Dinlemek isterseniz podcasti şuracığa koyuyorum ama mutlaka birdolapkitap.com'u da ziyaret edin ;)

Çarşamba, Şubat 04, 2015


Blogu ne kadar boşladığıma dair geyik ve beylik laflar etmiicim sevgili köfteryanlar, siz beni biliyosunuz, ben sizi biliyorum, kısaca hepimiz malımızı biliyoruz, nütfen birbirimizi kandırmayalım ;P
Emoticon koyasım geldi cümlenin sonuna, tam hipster ergen oldum, nolcak bu işler böyle?!!

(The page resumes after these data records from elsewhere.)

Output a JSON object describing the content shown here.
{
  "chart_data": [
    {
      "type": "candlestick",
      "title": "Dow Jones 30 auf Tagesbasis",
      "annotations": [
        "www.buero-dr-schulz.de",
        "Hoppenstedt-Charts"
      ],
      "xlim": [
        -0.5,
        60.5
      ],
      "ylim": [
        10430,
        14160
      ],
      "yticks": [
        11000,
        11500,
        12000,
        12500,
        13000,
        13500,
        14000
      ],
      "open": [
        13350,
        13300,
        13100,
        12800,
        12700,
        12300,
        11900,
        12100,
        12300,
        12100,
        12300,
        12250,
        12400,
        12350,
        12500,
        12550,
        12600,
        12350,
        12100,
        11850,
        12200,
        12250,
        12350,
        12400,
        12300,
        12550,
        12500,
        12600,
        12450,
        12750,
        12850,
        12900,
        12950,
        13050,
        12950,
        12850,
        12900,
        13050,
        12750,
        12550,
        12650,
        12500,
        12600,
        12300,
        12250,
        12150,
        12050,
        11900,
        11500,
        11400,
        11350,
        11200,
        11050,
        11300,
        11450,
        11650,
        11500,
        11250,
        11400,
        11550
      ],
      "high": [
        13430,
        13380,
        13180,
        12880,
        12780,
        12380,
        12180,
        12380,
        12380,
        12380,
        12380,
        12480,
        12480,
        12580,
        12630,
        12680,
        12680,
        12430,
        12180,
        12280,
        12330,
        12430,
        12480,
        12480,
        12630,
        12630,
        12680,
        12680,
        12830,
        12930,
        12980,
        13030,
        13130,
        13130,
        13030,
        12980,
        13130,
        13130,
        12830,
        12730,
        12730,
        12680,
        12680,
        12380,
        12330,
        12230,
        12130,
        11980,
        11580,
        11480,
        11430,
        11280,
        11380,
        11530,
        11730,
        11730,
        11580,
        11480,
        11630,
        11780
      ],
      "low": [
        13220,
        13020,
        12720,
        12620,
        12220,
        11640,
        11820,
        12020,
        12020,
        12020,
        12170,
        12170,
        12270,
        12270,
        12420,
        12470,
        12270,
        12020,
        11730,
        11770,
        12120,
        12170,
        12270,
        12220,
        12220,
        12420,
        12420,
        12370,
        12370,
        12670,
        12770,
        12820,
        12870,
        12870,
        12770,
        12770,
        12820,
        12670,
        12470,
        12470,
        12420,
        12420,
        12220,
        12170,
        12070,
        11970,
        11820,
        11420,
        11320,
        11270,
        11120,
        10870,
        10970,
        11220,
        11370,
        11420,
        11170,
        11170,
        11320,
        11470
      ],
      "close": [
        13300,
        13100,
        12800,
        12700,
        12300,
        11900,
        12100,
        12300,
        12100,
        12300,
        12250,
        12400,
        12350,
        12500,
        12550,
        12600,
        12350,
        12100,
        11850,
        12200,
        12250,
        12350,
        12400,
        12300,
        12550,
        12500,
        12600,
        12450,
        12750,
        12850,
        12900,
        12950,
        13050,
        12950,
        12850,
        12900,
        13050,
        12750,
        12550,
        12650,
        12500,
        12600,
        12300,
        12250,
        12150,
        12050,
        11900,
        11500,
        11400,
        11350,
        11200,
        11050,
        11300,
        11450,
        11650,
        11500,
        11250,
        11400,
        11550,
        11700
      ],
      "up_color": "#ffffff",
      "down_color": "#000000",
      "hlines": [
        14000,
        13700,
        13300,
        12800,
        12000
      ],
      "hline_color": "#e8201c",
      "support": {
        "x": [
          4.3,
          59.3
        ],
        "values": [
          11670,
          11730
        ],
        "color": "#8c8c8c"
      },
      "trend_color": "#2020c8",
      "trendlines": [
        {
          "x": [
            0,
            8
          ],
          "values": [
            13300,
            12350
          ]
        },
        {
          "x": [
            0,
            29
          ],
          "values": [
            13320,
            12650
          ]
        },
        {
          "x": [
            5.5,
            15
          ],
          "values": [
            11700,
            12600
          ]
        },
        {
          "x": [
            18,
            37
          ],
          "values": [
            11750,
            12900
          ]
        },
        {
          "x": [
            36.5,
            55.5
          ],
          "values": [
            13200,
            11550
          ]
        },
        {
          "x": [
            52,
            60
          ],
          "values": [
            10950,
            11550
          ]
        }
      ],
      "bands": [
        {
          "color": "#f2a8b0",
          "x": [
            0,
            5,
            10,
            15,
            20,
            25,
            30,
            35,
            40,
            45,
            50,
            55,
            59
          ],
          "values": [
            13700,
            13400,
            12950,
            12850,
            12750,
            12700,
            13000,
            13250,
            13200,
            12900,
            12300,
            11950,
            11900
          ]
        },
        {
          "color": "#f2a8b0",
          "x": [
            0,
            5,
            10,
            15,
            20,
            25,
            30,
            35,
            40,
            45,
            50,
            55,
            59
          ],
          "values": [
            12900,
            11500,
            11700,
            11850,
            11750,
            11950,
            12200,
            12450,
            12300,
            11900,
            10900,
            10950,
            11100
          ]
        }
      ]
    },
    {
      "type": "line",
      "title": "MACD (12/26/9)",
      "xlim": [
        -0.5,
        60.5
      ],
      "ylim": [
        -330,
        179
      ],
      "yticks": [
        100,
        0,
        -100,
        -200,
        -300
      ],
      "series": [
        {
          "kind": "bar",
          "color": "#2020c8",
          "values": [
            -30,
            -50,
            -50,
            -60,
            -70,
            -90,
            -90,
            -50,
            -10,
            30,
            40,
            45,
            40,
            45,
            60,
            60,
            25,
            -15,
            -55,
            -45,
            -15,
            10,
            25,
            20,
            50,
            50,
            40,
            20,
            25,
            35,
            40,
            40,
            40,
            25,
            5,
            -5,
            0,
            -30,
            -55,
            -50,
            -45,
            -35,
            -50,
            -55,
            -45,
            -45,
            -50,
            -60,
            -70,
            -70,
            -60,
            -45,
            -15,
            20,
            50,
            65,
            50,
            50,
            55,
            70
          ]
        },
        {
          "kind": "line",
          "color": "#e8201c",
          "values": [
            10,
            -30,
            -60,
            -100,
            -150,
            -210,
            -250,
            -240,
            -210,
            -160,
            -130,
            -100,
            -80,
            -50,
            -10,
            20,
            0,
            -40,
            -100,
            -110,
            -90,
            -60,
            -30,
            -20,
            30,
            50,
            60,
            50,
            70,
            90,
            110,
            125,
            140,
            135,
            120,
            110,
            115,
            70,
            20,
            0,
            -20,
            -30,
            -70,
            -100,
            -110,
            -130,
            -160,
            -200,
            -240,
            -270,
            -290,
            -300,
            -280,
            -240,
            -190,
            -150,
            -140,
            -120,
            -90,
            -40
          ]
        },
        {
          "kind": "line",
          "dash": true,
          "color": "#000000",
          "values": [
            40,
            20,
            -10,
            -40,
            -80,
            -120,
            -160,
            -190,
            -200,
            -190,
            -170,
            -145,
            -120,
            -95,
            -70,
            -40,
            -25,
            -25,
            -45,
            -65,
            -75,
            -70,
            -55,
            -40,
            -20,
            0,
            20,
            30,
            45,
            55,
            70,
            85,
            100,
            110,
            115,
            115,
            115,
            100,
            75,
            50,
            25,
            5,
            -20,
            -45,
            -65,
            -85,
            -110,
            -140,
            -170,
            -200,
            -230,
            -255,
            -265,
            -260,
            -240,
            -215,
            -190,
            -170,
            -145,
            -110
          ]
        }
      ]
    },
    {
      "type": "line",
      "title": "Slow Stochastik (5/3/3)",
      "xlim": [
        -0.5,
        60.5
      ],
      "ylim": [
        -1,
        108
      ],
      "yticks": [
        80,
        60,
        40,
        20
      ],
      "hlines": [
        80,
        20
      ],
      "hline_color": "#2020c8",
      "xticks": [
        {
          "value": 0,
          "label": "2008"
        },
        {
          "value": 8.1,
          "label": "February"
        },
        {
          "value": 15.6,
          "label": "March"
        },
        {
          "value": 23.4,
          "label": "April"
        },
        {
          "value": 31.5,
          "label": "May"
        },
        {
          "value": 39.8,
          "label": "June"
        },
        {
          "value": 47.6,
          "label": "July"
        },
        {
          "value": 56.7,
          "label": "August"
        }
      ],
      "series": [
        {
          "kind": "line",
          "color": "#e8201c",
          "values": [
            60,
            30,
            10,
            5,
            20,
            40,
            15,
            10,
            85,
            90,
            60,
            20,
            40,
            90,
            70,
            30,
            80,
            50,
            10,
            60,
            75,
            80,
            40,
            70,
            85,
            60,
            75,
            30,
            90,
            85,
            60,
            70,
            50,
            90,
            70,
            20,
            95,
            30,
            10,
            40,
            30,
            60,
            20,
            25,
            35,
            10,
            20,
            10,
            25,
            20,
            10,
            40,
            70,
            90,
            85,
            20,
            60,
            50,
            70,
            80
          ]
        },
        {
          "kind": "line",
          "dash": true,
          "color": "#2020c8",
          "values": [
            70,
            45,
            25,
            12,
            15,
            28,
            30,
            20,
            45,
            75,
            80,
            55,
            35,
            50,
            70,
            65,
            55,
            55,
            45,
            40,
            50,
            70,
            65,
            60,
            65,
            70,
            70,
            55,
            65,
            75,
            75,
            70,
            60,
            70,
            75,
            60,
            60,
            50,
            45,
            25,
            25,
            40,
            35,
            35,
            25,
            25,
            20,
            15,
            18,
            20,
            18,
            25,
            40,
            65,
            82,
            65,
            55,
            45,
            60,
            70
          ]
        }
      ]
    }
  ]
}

Neyse, konu: "Bi Robbie Williams vardı noldu yeaa?" diyenlerin ağzına kürekle vurduk mu? Heh tamam, o zaman kızı için yazdığı über tatlı şarkıyı dinleyip çok janti bir şekilde yaşlanan (pardon "yaş alan") her daim evimizin yaramaz çocuu Robbie'yi yukarki klipten izleyebilirsiniz. Özellikle kızına verdiği öğütler (diskolu kısım :P) ve "If they try and hurt you, just let your daddy know." deyişine bayıldım ^.^ (bak yine emoji!!!)
Neyse işte , bu da böyle bi entrimdir. Onca zaman sonra başka şeyler yazacaktım ama unuttum yine. Neyse. Go gentle okur. O kadar da şey yapma yani.